ASEAN banking integration and lessons from Europe
(Extract from page 128 of BIS Quarterly Review, September 2015)
The ASEAN Banking Integration Framework
The ASEAN Banking Integration Framework (ABIF) aims to achieve a free flow of financial services within the ASEAN regional banking market by 2020. Under the ABIF, member countries have adopted the scheme of Qualified ASEAN Banks (QABs), in which a bank qualified in one jurisdiction will receive equal treatment in the others. To recognise the different levels of readiness among members, the ABIF process specifies two stages: a multilateral stage and a bilateral one. The multilateral stage will establish ASEAN-wide guidelines, while the bilateral stage will involve negotiations between countries on the admission of QABs. The framework will be implemented at two speeds: first among the five larger ASEAN economies, and later including the others.
The larger ASEAN economies are moving forward in negotiating bilateral agreements. On 31 December 2014, Bank Indonesia, the Financial Services Authority of Indonesia and the Central Bank of Malaysia signed a bilateral agreement that outlined the measures the two countries would implement under the ABIF, set out the definition of QABs and identified the market access and operational flexibilities that QABs would enjoy. As bilateral negotiations proceed among ASEAN governments, the negotiations have become catalysts for enhancing bank supervision and regulation in individual member jurisdictions in anticipation of an increasingly integrated banking system in the region.
Some lessons from banking integration in Europe
In many respects, the ASEAN members are following in Europe's footsteps. The member countries of the European Economic Area (EEA), consisting of the EU countries plus Iceland, Liechtenstein and Norway, agreed to mutual recognition of their supervisory frameworks in May 1992, and implemented in 1993 the "single passport" for banks, which ASEAN's QABs scheme resembles closely. The single passport fostered banking integration in Europe, although this proceeded only gradually.
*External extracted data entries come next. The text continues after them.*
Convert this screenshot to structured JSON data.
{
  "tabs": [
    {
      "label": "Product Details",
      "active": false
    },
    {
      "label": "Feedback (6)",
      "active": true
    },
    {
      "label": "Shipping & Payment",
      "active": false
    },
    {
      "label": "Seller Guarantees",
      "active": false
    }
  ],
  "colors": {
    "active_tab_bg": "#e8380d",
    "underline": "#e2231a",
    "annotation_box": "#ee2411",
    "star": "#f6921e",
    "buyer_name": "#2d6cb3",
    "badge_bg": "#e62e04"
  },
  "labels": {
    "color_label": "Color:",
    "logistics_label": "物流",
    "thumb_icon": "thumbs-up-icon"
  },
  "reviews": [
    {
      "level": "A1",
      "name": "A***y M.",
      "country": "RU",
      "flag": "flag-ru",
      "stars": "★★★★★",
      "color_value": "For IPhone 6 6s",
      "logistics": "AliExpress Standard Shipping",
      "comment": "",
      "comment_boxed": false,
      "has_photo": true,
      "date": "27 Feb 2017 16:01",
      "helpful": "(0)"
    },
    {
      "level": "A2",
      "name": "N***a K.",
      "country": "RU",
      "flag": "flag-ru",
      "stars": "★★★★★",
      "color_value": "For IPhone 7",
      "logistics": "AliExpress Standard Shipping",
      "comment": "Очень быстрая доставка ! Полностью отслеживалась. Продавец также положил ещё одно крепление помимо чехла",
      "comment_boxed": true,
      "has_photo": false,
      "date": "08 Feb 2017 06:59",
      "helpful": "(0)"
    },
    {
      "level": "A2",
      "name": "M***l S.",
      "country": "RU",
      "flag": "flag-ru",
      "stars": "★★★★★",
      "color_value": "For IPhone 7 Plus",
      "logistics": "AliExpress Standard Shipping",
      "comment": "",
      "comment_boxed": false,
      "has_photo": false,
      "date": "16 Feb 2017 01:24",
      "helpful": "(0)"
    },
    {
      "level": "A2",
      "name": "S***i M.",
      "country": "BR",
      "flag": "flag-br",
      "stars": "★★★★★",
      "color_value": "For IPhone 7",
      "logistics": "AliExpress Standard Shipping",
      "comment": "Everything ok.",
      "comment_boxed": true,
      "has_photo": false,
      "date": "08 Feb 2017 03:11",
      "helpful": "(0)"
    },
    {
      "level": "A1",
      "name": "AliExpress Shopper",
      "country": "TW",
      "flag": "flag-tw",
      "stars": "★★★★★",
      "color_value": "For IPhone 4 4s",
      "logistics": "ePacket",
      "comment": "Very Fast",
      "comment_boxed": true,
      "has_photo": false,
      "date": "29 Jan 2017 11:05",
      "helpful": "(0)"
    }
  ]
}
One lesson from banking integration in the EEA is that the single passport should have been accompanied by effective area-wide banking supervision. Restoring confidence in the European banking system after the Great Financial Crisis of 2007−09 and the subsequent European sovereign debt crisis has required extraordinary efforts by the authorities. These have included the establishment of a single supervisory mechanism in the euro area, a comprehensive review of the quality of major banks' balance sheets, and macro stress tests to determine how much capital they would need to weather further adverse shocks. A related challenge currently being discussed is the setting of appropriate regulatory risk weights on credit to lower-rated EU sovereigns (Hannoun (2011)). Similar challenges are likely to arise as ASEAN financial authorities make progress in fully implementing QABs and seek to harmonise national regulations among the ASEAN members.
Another lesson is the importance of sound cross-border resolution frameworks. The resolution of troubled banks proved to be particularly difficult in the single banking market. For example, three Icelandic banks − Glitnir, Kaupthing Bank and Landsbanki − maintained large operations in the Netherlands and the United Kingdom under the EEA passport scheme. The collapse of these banks after 2008 sparked a cross-border dispute over who should pay for the bailout of their depositors. There was neither a region-wide resolution framework nor a bailout mechanism for dealing with failing cross-border banks. Progress has now been made with regard to resolving such issues in the future. A single rulebook for the resolution of banks and large investment firms in all EU member states came into force in January 2015. The new rules harmonised and improved the tools for dealing with failing banks across the European Union. At the same time, national resolution funds are being established. ASEAN members will be watching these steps closely as they work to develop their own resolution framework for regional banking integration.
ASEAN's 10 member countries can be divided into the larger "ASEAN-5" economies (Indonesia, Malaysia, the Philippines, Singapore and Thailand) and the smaller "BCLMV" economies (Brunei, Cambodia, Laos, Myanmar and Vietnam). For detailed accounts of the European lessons for ASEAN's banking integration, see Volz (2013) and Elliott (2014).